Ballyfin, Ireland

The restoration at Ballyfin in Co.Laois is a long-term project aiming to transform with sensitivity a house built in the 1820s into a 50-room hotel of international standing for new owners, Ballyfin Demesne Limited. When the works are completed, Ballyfin will join an elite band of major Irish country houses restored in the last decade, reversing a trend of decline and decay once considered irreversible.

The house and surrounding parkland have major historic and cultural significance in Ireland. The main mansion was built between 1821 and 1826 to the design of architects Sir Richard Morrison and his son William Vitruvius Morrison. They extended the main elevation, enriched the interior and added a giant four-column Greek Ionic portico ' one of the earliest uses of this neo-classical feature in Ireland . The house is also set in one of the best surviving examples of eighteenth century parkland in the country.

Since 1928, the major buildings at Ballyfin have been in institutional use. It has been ' and still is in part ' a school run by a Catholic teaching order, the Patrician Brothers. Ballyfin's survival as an intact estate owes much to its occupation by the Brothers. Yet the conservation of all the historic buildings at Ballyfin had become an enormous financial undertaking and, in 2002, the estate was sold to Ballyfin Demesne Ltd.

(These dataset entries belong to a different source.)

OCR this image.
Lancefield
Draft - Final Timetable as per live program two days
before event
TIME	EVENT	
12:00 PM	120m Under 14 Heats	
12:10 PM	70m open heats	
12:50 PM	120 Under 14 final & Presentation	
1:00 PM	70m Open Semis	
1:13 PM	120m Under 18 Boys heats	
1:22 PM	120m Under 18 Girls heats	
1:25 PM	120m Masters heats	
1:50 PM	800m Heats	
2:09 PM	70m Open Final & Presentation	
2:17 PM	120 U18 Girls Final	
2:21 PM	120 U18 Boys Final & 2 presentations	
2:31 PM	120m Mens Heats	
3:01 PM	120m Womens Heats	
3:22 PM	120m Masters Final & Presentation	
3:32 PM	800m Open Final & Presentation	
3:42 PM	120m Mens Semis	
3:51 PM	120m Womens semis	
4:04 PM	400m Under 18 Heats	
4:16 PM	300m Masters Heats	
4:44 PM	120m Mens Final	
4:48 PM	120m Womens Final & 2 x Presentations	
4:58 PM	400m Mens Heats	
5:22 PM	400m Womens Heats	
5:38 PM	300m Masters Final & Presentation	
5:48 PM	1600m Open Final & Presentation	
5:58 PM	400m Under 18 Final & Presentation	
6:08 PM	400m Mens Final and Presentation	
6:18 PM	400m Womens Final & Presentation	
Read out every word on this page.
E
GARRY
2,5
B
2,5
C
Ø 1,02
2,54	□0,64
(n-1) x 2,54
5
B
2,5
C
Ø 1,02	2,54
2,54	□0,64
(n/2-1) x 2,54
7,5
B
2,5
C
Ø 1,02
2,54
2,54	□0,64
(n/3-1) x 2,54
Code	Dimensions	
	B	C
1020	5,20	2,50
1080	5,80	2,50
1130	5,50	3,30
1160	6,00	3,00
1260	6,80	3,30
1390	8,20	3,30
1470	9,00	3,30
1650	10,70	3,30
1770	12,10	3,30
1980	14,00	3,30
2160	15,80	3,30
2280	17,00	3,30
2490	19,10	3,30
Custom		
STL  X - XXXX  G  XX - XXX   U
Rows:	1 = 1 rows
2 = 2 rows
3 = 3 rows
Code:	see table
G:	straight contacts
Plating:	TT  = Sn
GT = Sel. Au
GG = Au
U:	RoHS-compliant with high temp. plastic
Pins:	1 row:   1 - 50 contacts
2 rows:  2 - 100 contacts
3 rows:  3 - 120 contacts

Purcell Miller Tritton were appointed, liaising with Dublin-based architectural consultant John O'Connell, because of our recognized expertise in tackling large scale historic building projects. At the outset, we were commissioned to prepare a conservation plan for the demesne (estate) and a condition survey of the mansion house. We then prepared a strategic plan for the development of the estate looking at access, views, roads, gates and uses for all the parkland and farm buildings. Planning permission for the repair and development of all the buildings was obtained. Purcell Miller Tritton Partner Jane Kennedy led the work with Martin Stancliffe as consultant.

Architect Paul Prentice has just completed supervising the restoration of the exterior of the main house; the restoration and cleaning of stonework, renewal of roof coverings and the rainwater disposal system, and the repair and redecoration of external joinery.

Paul Prentice explained, 'The next phase of our work is to adapt the interior to hotel use. We will also begin to conserve the smaller historic buildings in the parkland which are at risk ' the follies and grottos, garden buildings and gate lodges'. He continued, 'When the school's lease has come to an end and the building is fully vacant, we can then focus on amalgamating the large 1928 accommodation block and the stable wings successfully with the main house before the major alterations to all the interiors'.